Likewise, Japan remarked that “[i]n addition to the Rome Statute of the International Criminal Court, which regulates ‘vertical relationships’ between the Court and its States Parties, the current work, which creates ‘horizontal relationships’ among states, will lead to a strengthening of the effort of the international community for preventing those crimes and punishing their perpetrators.”
Not all States had as positive responses, however. Greece commented: “we are not entirely convinced about the desirability and the necessity of a convention addressing exclusively that category of crimes” and are “of the view that the entry into force of the Rome Statute and the establishment of the International Criminal Court has rendered to a large extent unnecessary the elaboration of a convention on the crimes against humanity.”
In conjunction with the ILC’s Summer Session, the War Crimes Committee of the International Bar Association organized a Discussion on the Draft Articles on Crimes Against Humanity at the Palais des Nations on May 3rd.

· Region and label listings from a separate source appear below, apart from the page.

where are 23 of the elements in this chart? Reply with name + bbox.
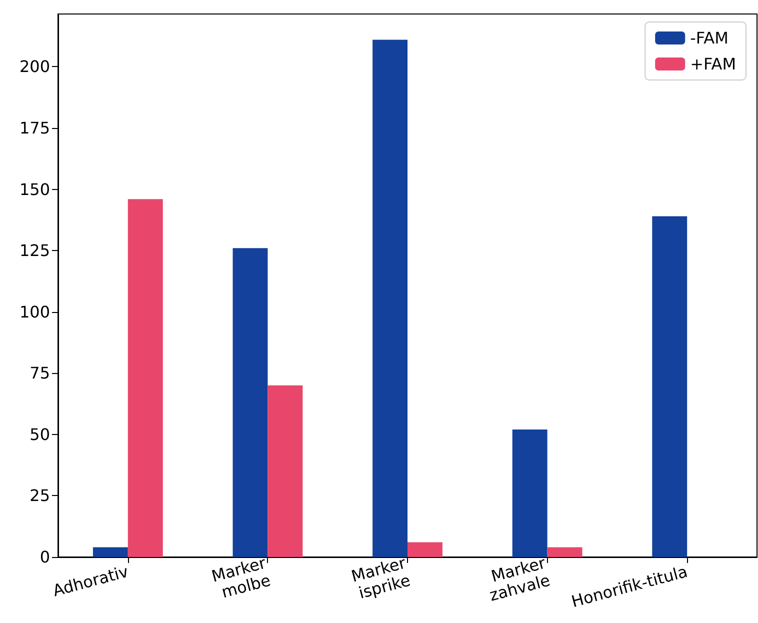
bar	[547, 547, 582, 557]
y-tick-label: 175	[19, 118, 50, 138]
x-tick-label: Marker isprike	[349, 553, 412, 602]
bar	[408, 542, 442, 557]
legend-label: -FAM	[690, 28, 728, 48]
y-tick-label: 0	[40, 548, 50, 566]
bar	[92, 547, 128, 557]
y-tick-label: 50	[30, 424, 50, 444]
y-tick-label: 100	[19, 302, 50, 322]
x-tick-label: Marker molbe	[209, 553, 272, 602]
y-tick-label: 75	[30, 364, 50, 383]
y-tick-label: 125	[19, 241, 50, 260]
y-tick-label: 150	[19, 180, 50, 199]
bar	[652, 216, 688, 557]
y-tick-label: 25	[30, 486, 50, 506]
bar	[372, 40, 408, 557]
legend-label: +FAM	[690, 54, 736, 74]
x-tick-label: Marker zahvale	[487, 553, 552, 605]
bar	[128, 199, 163, 557]
bar	[268, 385, 303, 557]
bar	[232, 248, 268, 557]
bar	[512, 430, 548, 557]
y-tick-label: 200	[19, 57, 50, 76]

Co-hosted by the Permanent Mission of the Principality of Liechtenstein and the Permanent Mission of the Kingdom of the Netherlands, the event was well attended by representatives of many countries, Members of the International Law Commission (ILC), and individuals from international organizations and civil society. The speakers included Leila Sadat, Chair of the Crimes Against Humanity Initiative Steering Committee; Robert Rath, former President of the Trial Chamber of the Special Tribunal for Lebanon, and former Director of the Geneva Academy of International Humanitarian Law and Human Rights; Vincent de Graaf, Legal Counsel for the International Law Division of the Netherlands Ministry of Foreign Affairs; Shannon Raj Singh, IBA War Crimes Committee Special Rapporteur on the ILC Draft Articles on Crimes Against Humanity and Associate Legal Officer at the Special Tribunal for Lebanon; Federica D’Alessandra, Co-Chair of the IBA War Crimes Committee and Executive Director of the Oxford Programme on International Peace and Security at the Blavatnik School of Government’s Institute for Ethics, Law and Armed Conflict; and Hugo Relva, Legal Adviser for Amnesty International’s International Justice Team, Law and Policy Program. Speakers reflected on the ILC’s process, offered constructive comments on the Draft Articles ahead of the Drafting Committee’s work, and briefly discussed how the ILC’s work on this topic relates to the Mutual Legal Assistance Initiative.

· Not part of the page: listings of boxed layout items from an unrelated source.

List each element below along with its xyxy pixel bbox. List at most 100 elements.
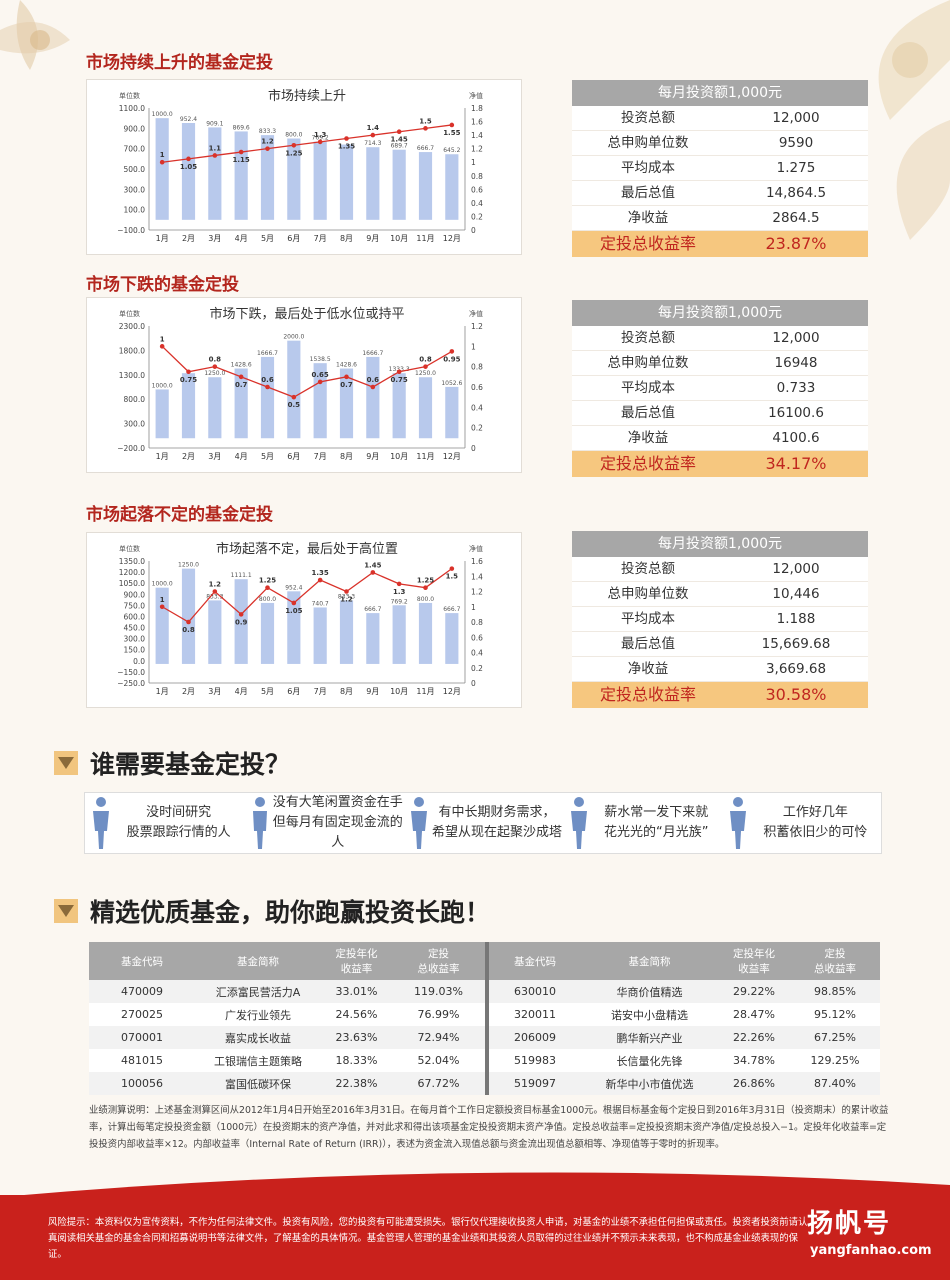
- nav-point: [449, 122, 455, 128]
- fund-cell: 23.63%: [335, 1031, 378, 1044]
- row-value: 30.58%: [765, 685, 827, 704]
- who-line2: 积蓄依旧少的可怜: [763, 825, 868, 840]
- y-tick-label: 750.0: [124, 601, 146, 610]
- who-item: 工作好几年 积蓄依旧少的可怜: [722, 793, 881, 853]
- fund-cell: 52.04%: [417, 1054, 460, 1067]
- fund-row: 270025 广发行业领先 24.56% 76.99% 320011 诺安中小盘精选 28.…: [89, 1003, 880, 1026]
- x-tick-label: 4月: [235, 687, 248, 696]
- x-tick-label: 5月: [261, 234, 274, 243]
- x-tick-label: 5月: [261, 687, 274, 696]
- y2-tick-label: 0.6: [471, 383, 483, 392]
- bar-label: 800.0: [259, 596, 276, 603]
- bar-label: 666.7: [364, 606, 381, 613]
- nav-label: 1.45: [364, 561, 381, 569]
- nav-point: [449, 349, 455, 354]
- nav-point: [238, 149, 244, 155]
- table-row: 平均成本 1.188: [572, 607, 868, 632]
- row-label: 平均成本: [621, 611, 675, 627]
- y-tick-label: −250.0: [117, 679, 145, 688]
- y2-tick-label: 0.6: [471, 633, 483, 642]
- nav-label: 1.05: [285, 607, 302, 615]
- bar-label: 833.3: [206, 593, 223, 600]
- x-tick-label: 8月: [340, 687, 353, 696]
- who-line2: 股票跟踪行情的人: [126, 825, 231, 840]
- risk-text: 风险提示：本资料仅为宣传资料，不作为任何法律文件。投资有风险，您的投资有可能遭受…: [48, 1217, 808, 1260]
- column-divider: [485, 1003, 489, 1026]
- triangle-bullet-icon: [54, 899, 78, 923]
- nav-point: [423, 585, 428, 590]
- person-icon: [411, 797, 428, 849]
- y-tick-label: 1200.0: [119, 568, 145, 577]
- fund-cell: 100056: [121, 1077, 163, 1090]
- y2-tick-label: 0.8: [471, 172, 483, 181]
- bar: [208, 600, 222, 664]
- row-label: 总申购单位数: [607, 586, 689, 602]
- x-tick-label: 11月: [416, 687, 434, 696]
- nav-label: 1: [160, 596, 165, 604]
- nav-label: 0.5: [288, 401, 301, 409]
- nav-label: 0.75: [180, 376, 197, 384]
- who-heading: 谁需要基金定投？: [54, 745, 290, 781]
- fund-cell: 长信量化先锋: [616, 1054, 683, 1068]
- nav-point: [449, 566, 455, 571]
- y-tick-label: 450.0: [124, 624, 146, 633]
- funds-heading: 精选优质基金，助你跑赢投资长跑！: [54, 893, 490, 929]
- section-title-rising: 市场持续上升的基金定投: [86, 53, 273, 73]
- nav-line: [161, 568, 453, 623]
- table-row: 最后总值 16100.6: [572, 401, 868, 426]
- fund-cell: 206009: [514, 1031, 556, 1044]
- nav-label: 1.5: [419, 117, 432, 125]
- y-tick-label: 500.0: [124, 165, 146, 174]
- nav-point: [212, 589, 218, 594]
- bar-label: 1000.0: [152, 382, 173, 389]
- nav-label: 1.5: [446, 573, 459, 581]
- nav-label: 1.35: [312, 569, 329, 577]
- bar-label: 909.1: [206, 120, 223, 127]
- who-line2: 但每月有固定现金流的人: [272, 815, 403, 850]
- nav-line: [161, 345, 453, 398]
- x-tick-label: 9月: [366, 687, 379, 696]
- y-tick-label: 150.0: [124, 646, 146, 655]
- y-tick-label: 1100.0: [119, 104, 145, 113]
- section-title-falling: 市场下跌的基金定投: [86, 275, 239, 295]
- row-label: 最后总值: [621, 636, 675, 652]
- fund-cell: 87.40%: [814, 1077, 856, 1090]
- bar: [392, 373, 406, 439]
- fund-cell: 广发行业领先: [225, 1008, 291, 1022]
- nav-point: [265, 585, 270, 590]
- chart-title: 市场持续上升: [268, 88, 346, 103]
- table-row: 投资总额 12,000: [572, 557, 868, 582]
- fund-cell: 320011: [514, 1008, 556, 1021]
- chart-title: 市场起落不定，最后处于高位置: [216, 541, 398, 556]
- table-row: 平均成本 1.275: [572, 156, 868, 181]
- y2-tick-label: 1: [471, 158, 476, 167]
- row-label: 净收益: [627, 210, 669, 226]
- fund-cell: 29.22%: [733, 985, 775, 998]
- result-table-volatile: 每月投资额1,000元 投资总额 12,000 总申购单位数 10,446 平均成本…: [572, 531, 868, 708]
- fund-row: 470009 汇添富民营活力A 33.01% 119.03% 630010 华商价值精选 2…: [89, 980, 880, 1003]
- table-row: 总申购单位数 10,446: [572, 582, 868, 607]
- section-title-volatile: 市场起落不定的基金定投: [86, 505, 273, 525]
- nav-line: [162, 124, 452, 163]
- nav-point: [370, 132, 376, 138]
- y-tick-label: 600.0: [124, 612, 146, 621]
- table-row-highlight: 定投总收益率 34.17%: [572, 451, 868, 477]
- nav-point: [423, 364, 428, 369]
- row-label: 定投总收益率: [599, 454, 696, 473]
- table-header: 每月投资额1,000元: [572, 80, 868, 106]
- row-label: 平均成本: [621, 380, 675, 396]
- nav-label: 0.8: [419, 356, 432, 364]
- x-tick-label: 4月: [235, 234, 248, 243]
- bar: [339, 368, 354, 439]
- y-tick-label: 1300.0: [119, 371, 145, 380]
- y-tick-label: 100.0: [124, 206, 146, 215]
- y-tick-label: 1350.0: [119, 557, 145, 566]
- y2-tick-label: 0: [471, 444, 476, 453]
- bar: [155, 118, 169, 220]
- y-tick-label: 0.0: [133, 657, 145, 666]
- x-tick-label: 12月: [443, 687, 461, 696]
- nav-label: 1.1: [209, 144, 222, 152]
- bar-label: 869.6: [233, 124, 250, 131]
- bar-label: 666.7: [417, 145, 434, 152]
- nav-label: 0.95: [443, 355, 460, 363]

The ILC Drafting Committee has already reviewed this topic and issued updated Draft Articles, with commentary to be completed by the end of July. International lawyers, experts, and civil society members who have been championing this cause for the last decade are hopeful that a new convention will then be adopted by the UN General Assembly or by a Diplomatic Conference in 2019 or 2020, and, as Sierra Leone noted in its comments, “join the pantheon of remarkable International Law Commission contributions to the progressive development of international law and its codification.”